Kurt Koch : Lorsque des Eglises Réformées d'Etat déclarent que le baptême n'est pas un préalable indispensable à la participation à la Cène, c'est pour moi une atteinte au corps de l'Eglise, car tout l'oecuménisme repose sur la reconnaissance mutuelle des baptêmes. Ou bien lorsqu'un conseil synodal veut, sans nous consulter préalablement, publier un document expliquant comment on célèbre la Cène en commun avec les prêtres catholiques-romains, c'est une façon de procéder que je ne peux pas décrire comme correcte du point de vue oecuménique.
- Pourquoi exprimez-vous ces critiques seulement maintenant?
Kurt Koch: Jusqu'à maintenant, j'ai toujours pensé que de tels problèmes devaient être réglés directement avec les intéressés.
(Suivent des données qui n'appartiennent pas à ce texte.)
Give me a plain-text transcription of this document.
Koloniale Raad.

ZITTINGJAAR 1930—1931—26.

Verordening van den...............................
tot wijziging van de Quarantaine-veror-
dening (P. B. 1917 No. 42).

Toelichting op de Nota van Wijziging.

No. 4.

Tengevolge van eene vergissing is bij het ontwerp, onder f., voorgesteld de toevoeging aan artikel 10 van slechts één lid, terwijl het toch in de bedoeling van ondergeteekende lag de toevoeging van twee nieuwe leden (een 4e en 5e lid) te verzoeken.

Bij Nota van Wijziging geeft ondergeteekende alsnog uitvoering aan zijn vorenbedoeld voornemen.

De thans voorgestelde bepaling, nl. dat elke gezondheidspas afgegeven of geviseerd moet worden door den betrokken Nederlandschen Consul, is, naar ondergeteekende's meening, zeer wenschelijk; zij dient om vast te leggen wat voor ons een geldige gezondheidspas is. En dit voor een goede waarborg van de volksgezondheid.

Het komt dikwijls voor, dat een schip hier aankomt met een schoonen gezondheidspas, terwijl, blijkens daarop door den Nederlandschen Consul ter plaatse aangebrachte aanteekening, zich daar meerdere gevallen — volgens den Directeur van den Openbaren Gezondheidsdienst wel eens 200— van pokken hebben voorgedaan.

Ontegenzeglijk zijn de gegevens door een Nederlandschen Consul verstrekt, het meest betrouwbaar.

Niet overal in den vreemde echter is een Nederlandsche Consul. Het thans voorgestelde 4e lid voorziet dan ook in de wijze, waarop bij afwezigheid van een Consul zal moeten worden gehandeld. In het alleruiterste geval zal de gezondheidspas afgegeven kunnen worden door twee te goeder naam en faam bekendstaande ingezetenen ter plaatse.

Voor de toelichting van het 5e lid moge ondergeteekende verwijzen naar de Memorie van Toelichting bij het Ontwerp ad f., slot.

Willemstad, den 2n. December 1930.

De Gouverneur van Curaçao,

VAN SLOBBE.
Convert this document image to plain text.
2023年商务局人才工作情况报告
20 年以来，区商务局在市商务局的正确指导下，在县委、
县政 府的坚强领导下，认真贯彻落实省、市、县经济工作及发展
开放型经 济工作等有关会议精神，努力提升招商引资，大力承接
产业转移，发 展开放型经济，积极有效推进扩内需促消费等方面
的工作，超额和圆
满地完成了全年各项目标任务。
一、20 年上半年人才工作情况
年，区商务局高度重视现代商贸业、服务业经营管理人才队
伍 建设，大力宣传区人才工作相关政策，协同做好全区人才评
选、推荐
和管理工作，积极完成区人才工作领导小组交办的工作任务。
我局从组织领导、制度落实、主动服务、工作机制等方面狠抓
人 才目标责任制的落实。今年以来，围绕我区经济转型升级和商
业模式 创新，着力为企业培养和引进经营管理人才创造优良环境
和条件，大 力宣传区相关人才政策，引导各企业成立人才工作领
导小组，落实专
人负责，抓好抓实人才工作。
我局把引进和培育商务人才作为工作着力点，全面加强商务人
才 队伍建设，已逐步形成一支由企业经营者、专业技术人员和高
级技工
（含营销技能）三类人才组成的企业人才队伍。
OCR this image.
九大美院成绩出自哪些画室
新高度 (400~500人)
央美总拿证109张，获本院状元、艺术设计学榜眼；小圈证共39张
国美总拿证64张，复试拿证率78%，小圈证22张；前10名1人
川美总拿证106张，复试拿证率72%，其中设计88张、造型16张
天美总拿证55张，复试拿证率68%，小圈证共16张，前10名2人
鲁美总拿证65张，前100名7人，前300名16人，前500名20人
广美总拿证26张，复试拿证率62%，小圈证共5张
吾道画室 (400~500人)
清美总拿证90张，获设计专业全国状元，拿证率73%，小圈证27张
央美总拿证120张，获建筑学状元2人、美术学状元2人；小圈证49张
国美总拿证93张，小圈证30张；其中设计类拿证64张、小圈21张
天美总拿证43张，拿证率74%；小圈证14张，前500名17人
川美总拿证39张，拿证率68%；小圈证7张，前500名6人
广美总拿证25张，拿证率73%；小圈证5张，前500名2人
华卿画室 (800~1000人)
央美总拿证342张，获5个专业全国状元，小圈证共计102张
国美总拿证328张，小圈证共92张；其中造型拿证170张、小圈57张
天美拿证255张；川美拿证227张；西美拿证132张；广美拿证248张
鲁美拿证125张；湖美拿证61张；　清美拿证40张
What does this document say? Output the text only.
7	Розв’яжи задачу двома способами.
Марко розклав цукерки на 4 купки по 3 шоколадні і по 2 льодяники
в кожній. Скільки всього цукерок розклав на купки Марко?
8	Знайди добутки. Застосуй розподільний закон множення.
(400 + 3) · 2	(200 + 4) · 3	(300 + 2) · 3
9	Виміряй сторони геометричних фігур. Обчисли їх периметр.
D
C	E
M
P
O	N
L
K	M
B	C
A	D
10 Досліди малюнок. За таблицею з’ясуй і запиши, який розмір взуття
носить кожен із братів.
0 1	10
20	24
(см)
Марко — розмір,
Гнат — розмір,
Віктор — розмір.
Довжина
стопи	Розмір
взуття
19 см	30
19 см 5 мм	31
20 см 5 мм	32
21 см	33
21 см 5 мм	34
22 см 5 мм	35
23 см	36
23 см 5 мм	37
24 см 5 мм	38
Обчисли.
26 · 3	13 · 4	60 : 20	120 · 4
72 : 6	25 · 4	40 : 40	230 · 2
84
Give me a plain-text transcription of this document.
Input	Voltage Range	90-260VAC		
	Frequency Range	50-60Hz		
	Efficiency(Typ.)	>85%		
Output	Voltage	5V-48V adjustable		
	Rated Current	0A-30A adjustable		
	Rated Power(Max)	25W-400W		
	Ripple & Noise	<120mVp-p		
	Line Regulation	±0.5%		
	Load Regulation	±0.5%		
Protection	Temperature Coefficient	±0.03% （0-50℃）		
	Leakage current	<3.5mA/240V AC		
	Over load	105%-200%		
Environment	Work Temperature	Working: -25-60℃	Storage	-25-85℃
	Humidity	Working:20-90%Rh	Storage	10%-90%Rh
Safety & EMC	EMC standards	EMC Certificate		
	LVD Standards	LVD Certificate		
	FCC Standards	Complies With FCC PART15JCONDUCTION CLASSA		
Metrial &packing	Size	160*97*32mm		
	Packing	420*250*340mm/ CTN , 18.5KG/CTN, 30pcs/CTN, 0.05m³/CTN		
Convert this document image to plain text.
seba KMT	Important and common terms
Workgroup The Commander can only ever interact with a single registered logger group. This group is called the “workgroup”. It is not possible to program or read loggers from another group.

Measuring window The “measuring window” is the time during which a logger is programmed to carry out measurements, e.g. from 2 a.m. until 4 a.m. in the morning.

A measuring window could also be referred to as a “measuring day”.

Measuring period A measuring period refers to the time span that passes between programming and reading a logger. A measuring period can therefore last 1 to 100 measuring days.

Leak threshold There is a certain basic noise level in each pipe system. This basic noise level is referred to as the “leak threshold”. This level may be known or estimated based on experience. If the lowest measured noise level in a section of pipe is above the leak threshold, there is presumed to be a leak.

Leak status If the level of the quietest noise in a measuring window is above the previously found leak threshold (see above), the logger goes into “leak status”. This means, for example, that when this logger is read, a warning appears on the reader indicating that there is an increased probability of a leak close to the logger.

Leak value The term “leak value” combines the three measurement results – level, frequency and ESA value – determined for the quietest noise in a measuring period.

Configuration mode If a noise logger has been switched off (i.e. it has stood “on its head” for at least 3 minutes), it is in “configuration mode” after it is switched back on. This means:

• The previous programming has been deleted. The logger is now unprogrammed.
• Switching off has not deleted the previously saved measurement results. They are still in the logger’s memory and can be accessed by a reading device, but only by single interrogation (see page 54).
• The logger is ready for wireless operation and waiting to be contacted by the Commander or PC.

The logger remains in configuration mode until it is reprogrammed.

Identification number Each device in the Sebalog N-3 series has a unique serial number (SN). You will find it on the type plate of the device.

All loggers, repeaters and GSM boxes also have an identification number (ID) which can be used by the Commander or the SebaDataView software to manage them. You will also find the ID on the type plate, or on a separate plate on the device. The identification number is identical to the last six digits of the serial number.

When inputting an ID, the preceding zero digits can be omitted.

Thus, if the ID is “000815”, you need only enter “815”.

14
D'un autre côté, l'idée en vogue actuellement, selon laquelle les entraves à l'oecuménisme ne viendraient que de l'Eglise Catholique, doit être corrigée. Elle ne correspond pas à la réalité telle que je la perçoit.
- Est ce que le dialogue n'est pas automatiquement rendu plus difficile lorsqu'un côté définit ses propres évidences ?
Kurt Koch : Naturellement. Ce document peut effrayer, car il résulte d'une logique pointilleuse. Il est néanmoins intéressant de constater qu'il n'effraie pas tous les protestants. En effet, l'Evêque Méthodiste a réagit tout à fait différemment et déclaré que le contenu essentiel du document était en fait connu depuis le concile."